The ailing Apalachicola Bay may get some help if Gov. Rick Scott gets his way — but lawmakers say the funding will mainly go toward a study.
Scott’s recently unveiled budget would give $3 million to “water quality improvement projects” in the bay, which is located in Franklin County. The Northwest Florida Water Management District would receive the money and undertake the projects.
State Sen. Bill Montford, D-Tallahassee, who represents the county, said he’s pleased the governor recommended the funding. “He understands the severe problem that we have with the Apalachicola River basin and the Apalachicola Bay,” he said.
Montford said the money, at least partly, will go toward a “river-flow study.” Lawmakers and scientists agree that the lack of freshwater flow on the river is contributing to the oyster-haul decline, as well as other issues.
Montford said the lack of flow has increased the bay’s salinity, allowing sea predators to feast on oysters.
But Florida has no control over freshwater flow on the river. Lake Lanier, north of Atlanta, releases the water that feeds the river, and despite legal wrangling, Florida has not been able to increase that volume.

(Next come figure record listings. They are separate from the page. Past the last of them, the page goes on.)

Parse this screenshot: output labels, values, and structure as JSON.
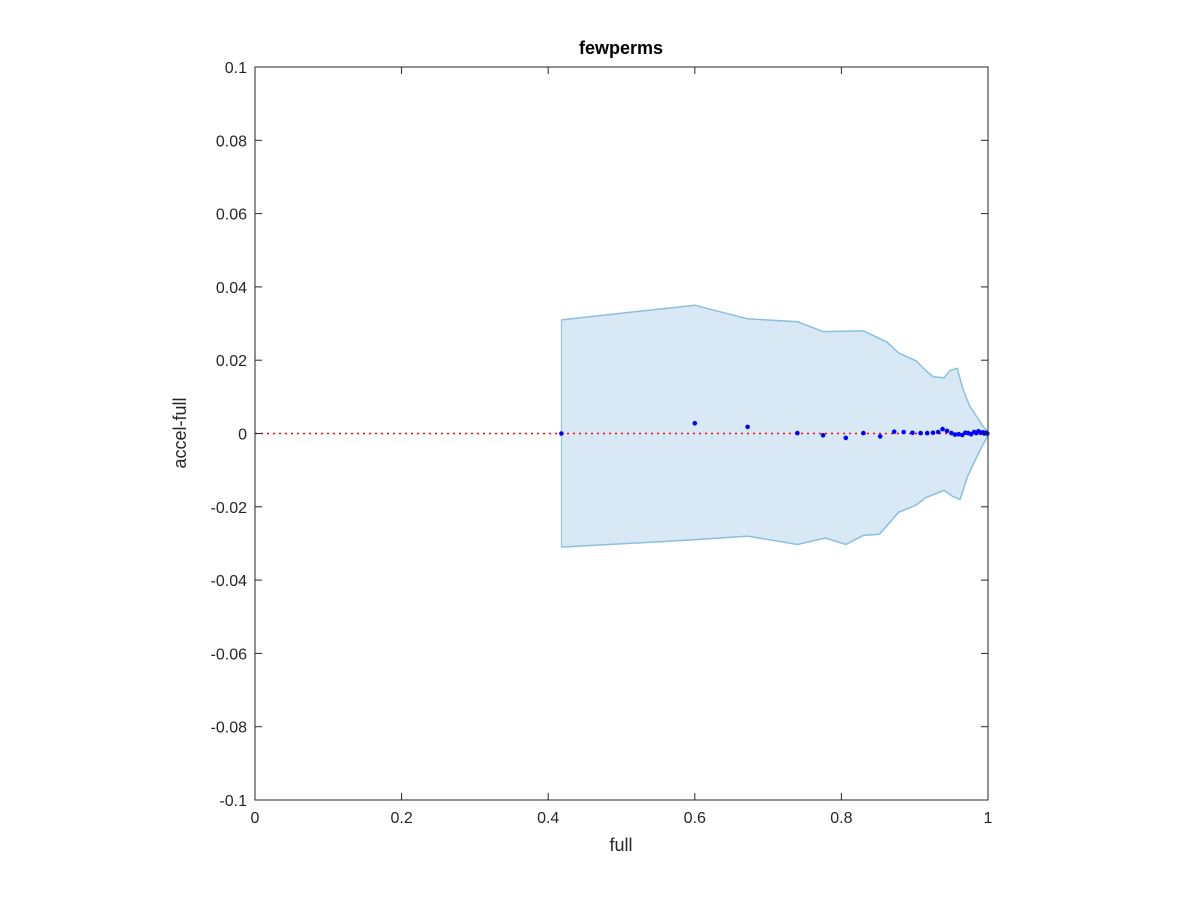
{
  "chart_data": {
    "type": "scatter",
    "title": "fewperms",
    "xlabel": "full",
    "ylabel": "accel-full",
    "xlim": [
      0,
      1
    ],
    "ylim": [
      -0.1,
      0.1
    ],
    "xticks": [
      {
        "value": 0,
        "label": "0"
      },
      {
        "value": 0.2,
        "label": "0.2"
      },
      {
        "value": 0.4,
        "label": "0.4"
      },
      {
        "value": 0.6,
        "label": "0.6"
      },
      {
        "value": 0.8,
        "label": "0.8"
      },
      {
        "value": 1,
        "label": "1"
      }
    ],
    "yticks": [
      {
        "value": -0.1,
        "label": "-0.1"
      },
      {
        "value": -0.08,
        "label": "-0.08"
      },
      {
        "value": -0.06,
        "label": "-0.06"
      },
      {
        "value": -0.04,
        "label": "-0.04"
      },
      {
        "value": -0.02,
        "label": "-0.02"
      },
      {
        "value": 0,
        "label": "0"
      },
      {
        "value": 0.02,
        "label": "0.02"
      },
      {
        "value": 0.04,
        "label": "0.04"
      },
      {
        "value": 0.06,
        "label": "0.06"
      },
      {
        "value": 0.08,
        "label": "0.08"
      },
      {
        "value": 0.1,
        "label": "0.1"
      }
    ],
    "grid": false,
    "reference_line": {
      "y": 0,
      "style": "dotted",
      "color": "#ff0000"
    },
    "band": {
      "upper": [
        [
          0.418,
          0.031
        ],
        [
          0.6,
          0.035
        ],
        [
          0.672,
          0.0313
        ],
        [
          0.74,
          0.0305
        ],
        [
          0.775,
          0.0278
        ],
        [
          0.83,
          0.028
        ],
        [
          0.862,
          0.025
        ],
        [
          0.878,
          0.022
        ],
        [
          0.902,
          0.0198
        ],
        [
          0.915,
          0.0172
        ],
        [
          0.925,
          0.0155
        ],
        [
          0.94,
          0.0152
        ],
        [
          0.948,
          0.0172
        ],
        [
          0.958,
          0.0178
        ],
        [
          0.966,
          0.012
        ],
        [
          0.975,
          0.0075
        ],
        [
          0.985,
          0.0045
        ],
        [
          0.993,
          0.002
        ],
        [
          1.0,
          0.0005
        ]
      ],
      "lower": [
        [
          0.418,
          -0.031
        ],
        [
          0.6,
          -0.029
        ],
        [
          0.672,
          -0.028
        ],
        [
          0.74,
          -0.0303
        ],
        [
          0.778,
          -0.0285
        ],
        [
          0.806,
          -0.0303
        ],
        [
          0.83,
          -0.0278
        ],
        [
          0.852,
          -0.0275
        ],
        [
          0.878,
          -0.0215
        ],
        [
          0.902,
          -0.0195
        ],
        [
          0.915,
          -0.0175
        ],
        [
          0.928,
          -0.0165
        ],
        [
          0.94,
          -0.0155
        ],
        [
          0.952,
          -0.0172
        ],
        [
          0.962,
          -0.018
        ],
        [
          0.972,
          -0.0118
        ],
        [
          0.982,
          -0.0075
        ],
        [
          0.992,
          -0.0035
        ],
        [
          1.0,
          -0.0005
        ]
      ],
      "color": "#d9e8f5",
      "edge_color": "#8bbfde"
    },
    "series": [
      {
        "color": "#0000ff",
        "points": [
          [
            0.418,
            0.0
          ],
          [
            0.6,
            0.0028
          ],
          [
            0.672,
            0.0018
          ],
          [
            0.74,
            0.0001
          ],
          [
            0.775,
            -0.0005
          ],
          [
            0.806,
            -0.0012
          ],
          [
            0.83,
            0.0001
          ],
          [
            0.853,
            -0.0008
          ],
          [
            0.872,
            0.0005
          ],
          [
            0.885,
            0.0004
          ],
          [
            0.897,
            0.0002
          ],
          [
            0.908,
            0.0001
          ],
          [
            0.917,
            0.0001
          ],
          [
            0.925,
            0.0002
          ],
          [
            0.932,
            0.0004
          ],
          [
            0.938,
            0.0012
          ],
          [
            0.944,
            0.0007
          ],
          [
            0.95,
            0.0001
          ],
          [
            0.955,
            -0.0003
          ],
          [
            0.96,
            -0.0002
          ],
          [
            0.965,
            -0.0004
          ],
          [
            0.969,
            0.0002
          ],
          [
            0.973,
            0.0001
          ],
          [
            0.977,
            -0.0002
          ],
          [
            0.981,
            0.0004
          ],
          [
            0.984,
            0.0001
          ],
          [
            0.987,
            0.0006
          ],
          [
            0.99,
            0.0002
          ],
          [
            0.993,
            0.0003
          ],
          [
            0.995,
            0.0
          ],
          [
            0.997,
            0.0002
          ],
          [
            0.999,
            0.0
          ]
        ]
      }
    ]
  }
}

Right now, there’s been no official decision on how the $3 million would be spent, Montford said.
Scott will likely leave that up to the water management district’s professionals, but he definitely wants a water-flow study, Montford said.

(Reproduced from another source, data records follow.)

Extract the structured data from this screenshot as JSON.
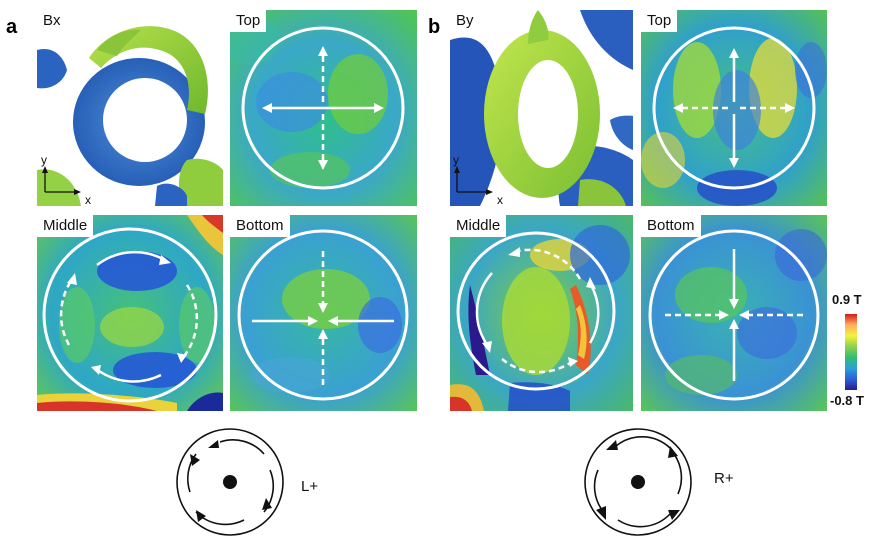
{
  "panels": {
    "a": {
      "letter": "a",
      "component": "Bx",
      "axes": {
        "y": "y",
        "x": "x"
      },
      "slices": {
        "top": "Top",
        "middle": "Middle",
        "bottom": "Bottom"
      },
      "chirality": "L+"
    },
    "b": {
      "letter": "b",
      "component": "By",
      "axes": {
        "y": "y",
        "x": "x"
      },
      "slices": {
        "top": "Top",
        "middle": "Middle",
        "bottom": "Bottom"
      },
      "chirality": "R+"
    }
  },
  "colorbar": {
    "max_label": "0.9 T",
    "min_label": "-0.8 T",
    "colors": [
      "#d7191c",
      "#fdae61",
      "#f2f23c",
      "#8fd14f",
      "#2fbf71",
      "#2aa0d6",
      "#2b5fd9",
      "#2a1a8c"
    ]
  }
}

Also Montford will fight to put the $3 million is in the Legislature’s budget, which has not yet been written. And he said he has some big guns in the Legislature — Senate President Don Gaetz, R-Niceville, and Sen. Charlie Dean, R-Inverness, chair of the Environmental Preservation and Conservation Committee — who support helping the bay.

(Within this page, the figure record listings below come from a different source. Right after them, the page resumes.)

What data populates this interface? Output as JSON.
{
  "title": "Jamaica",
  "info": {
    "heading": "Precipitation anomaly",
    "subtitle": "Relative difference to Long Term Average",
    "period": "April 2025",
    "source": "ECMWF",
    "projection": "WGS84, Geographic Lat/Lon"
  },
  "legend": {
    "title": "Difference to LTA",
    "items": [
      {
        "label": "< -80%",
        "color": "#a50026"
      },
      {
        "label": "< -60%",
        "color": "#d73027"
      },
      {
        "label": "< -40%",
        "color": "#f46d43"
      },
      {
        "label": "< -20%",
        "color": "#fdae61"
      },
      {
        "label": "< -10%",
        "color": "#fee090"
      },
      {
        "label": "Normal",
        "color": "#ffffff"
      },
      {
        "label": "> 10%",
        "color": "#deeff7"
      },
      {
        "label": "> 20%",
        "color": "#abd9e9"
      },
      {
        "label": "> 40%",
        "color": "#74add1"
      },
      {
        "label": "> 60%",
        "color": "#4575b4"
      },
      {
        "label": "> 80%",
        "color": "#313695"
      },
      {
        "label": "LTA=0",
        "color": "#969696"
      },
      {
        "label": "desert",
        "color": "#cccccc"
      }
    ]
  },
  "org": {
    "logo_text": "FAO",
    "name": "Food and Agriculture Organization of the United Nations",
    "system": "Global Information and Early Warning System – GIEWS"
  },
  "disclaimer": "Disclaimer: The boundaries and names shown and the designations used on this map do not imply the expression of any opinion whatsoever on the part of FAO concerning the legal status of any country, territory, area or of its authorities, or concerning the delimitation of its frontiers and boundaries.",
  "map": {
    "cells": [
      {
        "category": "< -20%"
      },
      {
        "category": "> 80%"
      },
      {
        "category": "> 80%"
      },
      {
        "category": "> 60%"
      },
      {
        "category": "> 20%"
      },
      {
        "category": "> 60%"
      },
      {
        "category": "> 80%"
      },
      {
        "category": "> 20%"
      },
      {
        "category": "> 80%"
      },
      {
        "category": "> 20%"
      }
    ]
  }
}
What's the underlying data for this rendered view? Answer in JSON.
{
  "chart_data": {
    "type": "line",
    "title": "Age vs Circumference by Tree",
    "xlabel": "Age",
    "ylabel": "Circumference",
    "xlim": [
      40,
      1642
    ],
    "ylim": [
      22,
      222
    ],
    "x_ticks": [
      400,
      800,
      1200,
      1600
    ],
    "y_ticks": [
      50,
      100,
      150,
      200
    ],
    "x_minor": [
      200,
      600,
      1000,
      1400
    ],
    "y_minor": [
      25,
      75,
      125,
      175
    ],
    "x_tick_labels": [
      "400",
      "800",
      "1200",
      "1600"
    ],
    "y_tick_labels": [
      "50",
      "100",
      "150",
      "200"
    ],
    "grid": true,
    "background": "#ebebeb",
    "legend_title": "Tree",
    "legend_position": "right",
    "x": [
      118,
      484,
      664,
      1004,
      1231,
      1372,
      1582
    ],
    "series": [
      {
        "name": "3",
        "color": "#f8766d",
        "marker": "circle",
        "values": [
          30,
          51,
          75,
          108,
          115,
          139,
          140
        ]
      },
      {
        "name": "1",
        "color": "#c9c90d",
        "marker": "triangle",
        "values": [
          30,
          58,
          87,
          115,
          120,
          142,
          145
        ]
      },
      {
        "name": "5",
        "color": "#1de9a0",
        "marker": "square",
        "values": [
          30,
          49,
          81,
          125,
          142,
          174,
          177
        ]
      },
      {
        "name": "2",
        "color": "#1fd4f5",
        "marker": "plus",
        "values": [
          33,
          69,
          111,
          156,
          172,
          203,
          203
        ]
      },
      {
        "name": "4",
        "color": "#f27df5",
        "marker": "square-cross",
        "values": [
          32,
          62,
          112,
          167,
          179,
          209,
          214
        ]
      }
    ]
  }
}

Montford said like the Everglades, the bay and the basin are problems that should concern everyone in the state. “This is not just a North Florida issue; this is a Florida issue,” he said. “We are witnessing the destruction of an American treasure.”
So far, the water management district has been reticent to detail how the $3 million would be spent, saying there’s no project list for the money. “It’s a proposed budget; it’s pretty early,” said Lauren Engel, district spokeswoman.
Engel said she had no knowledge the money would be spent on a study.
Meanwhile, State Rep. Halsey Beshears (R-Monticello), was less energized about the governor’s interest in the bay’s problems.
“I wish that we were doing something more direct to help out those people down in Apalachicola, rather than study(ing) something,” he said.
Beshears said the problem is one that must be relentlessly pursued. He, the chair and vice chair of Agriculture & Natural Resources Subcommittee, and the secretary of the Florida Department of Environmental Protection toured the region Friday.
They spent half a day in Apalachicola, going out on the water, even seeing oystermen harvesting. And Beshears was resolute the Legislature needs to find some remedies.
“We were there trying to look at all our options, trying to see what in the world we can do to help this problem,” he said.